Another weather-ish phenomena we get is the sandstorm! Now I've seem Lawrence of Arabia, The Mummy, and the Mission Impossible movie set in Dubai and I expected a Hollywood style wall of sand, roiling it's way toward the city. I was both relieved and a little disappointed to witness my first sandstorm. I had to clarify with several people, "So is this a sandstorm, then?" when I looked outside and the sky was kind of yellowish green and gritty looking. I did see one sort of roll in from the desert from my apartment balcony one day. It wasn't a wall but there was clearly blue sky in one direction and not in the other... and then the not-blue-sky bits just kind of expanded. The picture on the left is more or less the same view as the picture on the right, just in the middle of a sandstorm. Looks a little like the fog, huh? It's thicker and dirtier and leaves behind more of a mess.

But this past month, no rain, no fog, no sandstorms and big drops in humidity. It's beach weather by day, sitting out by the creek weather at night. This is the season to visit, my friends!

Tuesday, November 11, 2014


For my first Halloween in the Middle East, I wanted to go for a bit of a local flare so I decided to dress as Cleopatra and to try to evoke a little "curse of the mummy" spookiness. I knew, from arriving last year in early December, that Christmas gets a lot of play, the shops are full of twinkling trees and Santas, there are events featuring fake snow and real penguins, and so on. But how was a made-in-America holiday featuring witches, ghosts and devils gonna fly in a fairly religious country?  There were no bags of candy corns showing up on shelves in August, even 3 weeks out, in early October, when I went in search of a plastic skull for my meathead, I was told to come back in a week or two for Halloween items. I knew I'd have to improvise.

First, I made a cat mummy. I was going to just shape him out of plastic grocery bags, pillow filler and packing tape, but then I kinda liked the look of the packing tape and, it turns out that they don't really sell gauze strips here. Gauze pads, clever gauze tubes to slip over all kinds of wounds, ace bandages, but no rolls of gauze to wrap a mummy cat. so his final outer layer is packing tape.
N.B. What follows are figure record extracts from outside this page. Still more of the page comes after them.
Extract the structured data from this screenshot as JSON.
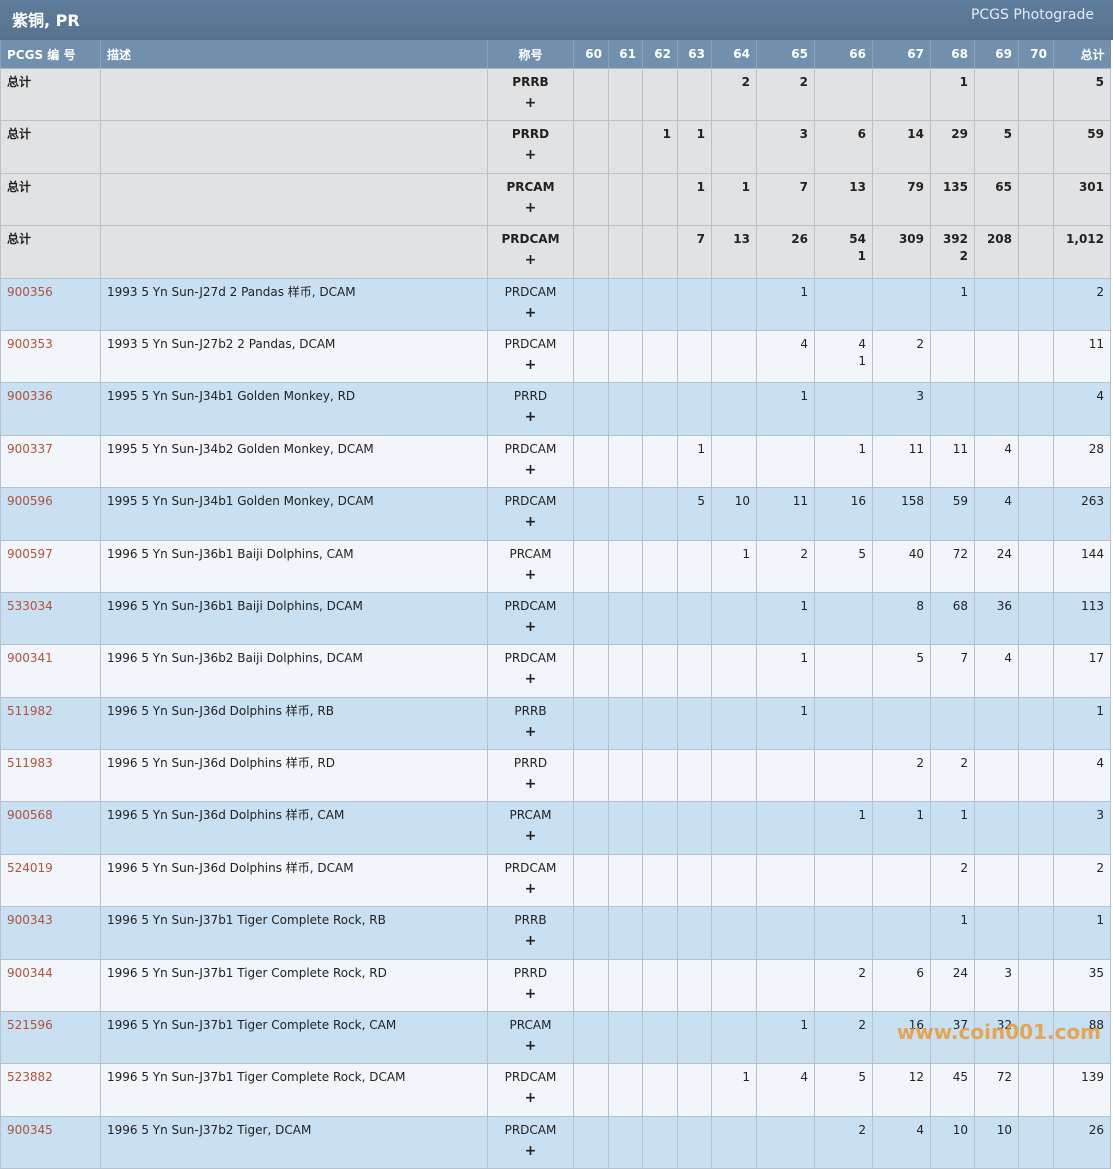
{
  "header": {
    "title": "紫铜, PR",
    "link": "PCGS Photograde"
  },
  "table": {
    "columns": [
      "PCGS 编 号",
      "描述",
      "称号",
      "60",
      "61",
      "62",
      "63",
      "64",
      "65",
      "66",
      "67",
      "68",
      "69",
      "70",
      "总计"
    ],
    "expand_label": "+",
    "rows": [
      {
        "id": "总计",
        "designation": "PRRB",
        "grades": [
          null,
          null,
          null,
          null,
          2,
          2,
          null,
          null,
          1,
          null,
          null
        ],
        "total": 5
      },
      {
        "id": "总计",
        "designation": "PRRD",
        "grades": [
          null,
          null,
          1,
          1,
          null,
          3,
          6,
          14,
          29,
          5,
          null
        ],
        "total": 59
      },
      {
        "id": "总计",
        "designation": "PRCAM",
        "grades": [
          null,
          null,
          null,
          1,
          1,
          7,
          13,
          79,
          135,
          65,
          null
        ],
        "total": 301
      },
      {
        "id": "总计",
        "designation": "PRDCAM",
        "grades": [
          null,
          null,
          null,
          7,
          13,
          26,
          "54\n1",
          309,
          "392\n2",
          208,
          null
        ],
        "total": "1,012"
      },
      {
        "id": "900356",
        "description": "1993 5 Yn Sun-J27d 2 Pandas 样币, DCAM",
        "designation": "PRDCAM",
        "grades": [
          null,
          null,
          null,
          null,
          null,
          1,
          null,
          null,
          1,
          null,
          null
        ],
        "total": 2
      },
      {
        "id": "900353",
        "description": "1993 5 Yn Sun-J27b2 2 Pandas, DCAM",
        "designation": "PRDCAM",
        "grades": [
          null,
          null,
          null,
          null,
          null,
          4,
          "4\n1",
          2,
          null,
          null,
          null
        ],
        "total": 11
      },
      {
        "id": "900336",
        "description": "1995 5 Yn Sun-J34b1 Golden Monkey, RD",
        "designation": "PRRD",
        "grades": [
          null,
          null,
          null,
          null,
          null,
          1,
          null,
          3,
          null,
          null,
          null
        ],
        "total": 4
      },
      {
        "id": "900337",
        "description": "1995 5 Yn Sun-J34b2 Golden Monkey, DCAM",
        "designation": "PRDCAM",
        "grades": [
          null,
          null,
          null,
          1,
          null,
          null,
          1,
          11,
          11,
          4,
          null
        ],
        "total": 28
      },
      {
        "id": "900596",
        "description": "1995 5 Yn Sun-J34b1 Golden Monkey, DCAM",
        "designation": "PRDCAM",
        "grades": [
          null,
          null,
          null,
          5,
          10,
          11,
          16,
          158,
          59,
          4,
          null
        ],
        "total": 263
      },
      {
        "id": "900597",
        "description": "1996 5 Yn Sun-J36b1 Baiji Dolphins, CAM",
        "designation": "PRCAM",
        "grades": [
          null,
          null,
          null,
          null,
          1,
          2,
          5,
          40,
          72,
          24,
          null
        ],
        "total": 144
      },
      {
        "id": "533034",
        "description": "1996 5 Yn Sun-J36b1 Baiji Dolphins, DCAM",
        "designation": "PRDCAM",
        "grades": [
          null,
          null,
          null,
          null,
          null,
          1,
          null,
          8,
          68,
          36,
          null
        ],
        "total": 113
      },
      {
        "id": "900341",
        "description": "1996 5 Yn Sun-J36b2 Baiji Dolphins, DCAM",
        "designation": "PRDCAM",
        "grades": [
          null,
          null,
          null,
          null,
          null,
          1,
          null,
          5,
          7,
          4,
          null
        ],
        "total": 17
      },
      {
        "id": "511982",
        "description": "1996 5 Yn Sun-J36d Dolphins 样币, RB",
        "designation": "PRRB",
        "grades": [
          null,
          null,
          null,
          null,
          null,
          1,
          null,
          null,
          null,
          null,
          null
        ],
        "total": 1
      },
      {
        "id": "511983",
        "description": "1996 5 Yn Sun-J36d Dolphins 样币, RD",
        "designation": "PRRD",
        "grades": [
          null,
          null,
          null,
          null,
          null,
          null,
          null,
          2,
          2,
          null,
          null
        ],
        "total": 4
      },
      {
        "id": "900568",
        "description": "1996 5 Yn Sun-J36d Dolphins 样币, CAM",
        "designation": "PRCAM",
        "grades": [
          null,
          null,
          null,
          null,
          null,
          null,
          1,
          1,
          1,
          null,
          null
        ],
        "total": 3
      },
      {
        "id": "524019",
        "description": "1996 5 Yn Sun-J36d Dolphins 样币, DCAM",
        "designation": "PRDCAM",
        "grades": [
          null,
          null,
          null,
          null,
          null,
          null,
          null,
          null,
          2,
          null,
          null
        ],
        "total": 2
      },
      {
        "id": "900343",
        "description": "1996 5 Yn Sun-J37b1 Tiger Complete Rock, RB",
        "designation": "PRRB",
        "grades": [
          null,
          null,
          null,
          null,
          null,
          null,
          null,
          null,
          1,
          null,
          null
        ],
        "total": 1
      },
      {
        "id": "900344",
        "description": "1996 5 Yn Sun-J37b1 Tiger Complete Rock, RD",
        "designation": "PRRD",
        "grades": [
          null,
          null,
          null,
          null,
          null,
          null,
          2,
          6,
          24,
          3,
          null
        ],
        "total": 35
      },
      {
        "id": "521596",
        "description": "1996 5 Yn Sun-J37b1 Tiger Complete Rock, CAM",
        "designation": "PRCAM",
        "grades": [
          null,
          null,
          null,
          null,
          null,
          1,
          2,
          16,
          37,
          32,
          null
        ],
        "total": 88
      },
      {
        "id": "523882",
        "description": "1996 5 Yn Sun-J37b1 Tiger Complete Rock, DCAM",
        "designation": "PRDCAM",
        "grades": [
          null,
          null,
          null,
          null,
          1,
          4,
          5,
          12,
          45,
          72,
          null
        ],
        "total": 139
      },
      {
        "id": "900345",
        "description": "1996 5 Yn Sun-J37b2 Tiger, DCAM",
        "designation": "PRDCAM",
        "grades": [
          null,
          null,
          null,
          null,
          null,
          null,
          2,
          4,
          10,
          10,
          null
        ],
        "total": 26
      }
    ]
  },
  "watermark": "www.coin001.com"
}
I had a sheet I was prepared to tear into strips to make my larger human mummy project but it was going to take way more grocery bags than i had on hand to shape this guy. Water bottles, milk bottles, a plastic bucket that had been filled with candy, a shoe box, a packing box, a thin synthetic IKEA comforter that didn't fit my beds... my mummy is a regular recyclers dream and is about the size of a 10 year old.

I did find some Halloween decorations in stores- a surprisingly good selection at the Choithrams which is an Indian owned chain? We made canoptic jars (for the storage of organs in the mummification process) from Pringles cans and salt dough, I covered boxes with craft paper and hieroglyphics for bricks, used crumpled pieces of brown paper bags (covered with more hieroglyphics) to finger paint out messages in blood red paint from the cursed, taped spiders and webs to the wall and called it decorated.

A few grocery stores sold traditional bright orange jack-o-lantern style pumpkins imported from the US but they were going for about $5 per pound, and pumpkins are pretty heavy fruit. I decided to take advantage of some other more local produce options and to try out carving a papaya and pineapple. Also, we picked up a few local pumpkins, kind of a yellow/ green color and typically a bit smaller than US jack-o-lanterns, but pretty good carvers. The papaya was a nice surprise- the orange flesh inside glowed really vibrantly. And the pineapple stem made for cute "hair". And we could eat the "guts" as we scooped them!

I did my usual food spread with the meathead (in the end my sister sent a plastic skull which arrived just in the nick of time!) and a watermelon brain and the stuffed date roaches (scarab beetles this year). I also added a pyrex dish full of "intestines" (brie and chutney in puff pastry tubes, coiled in the dish in a creepy way) and a friend made witch finger cookies.

Bringing my favorite holiday to Dubai went pretty well! Just wait until next year.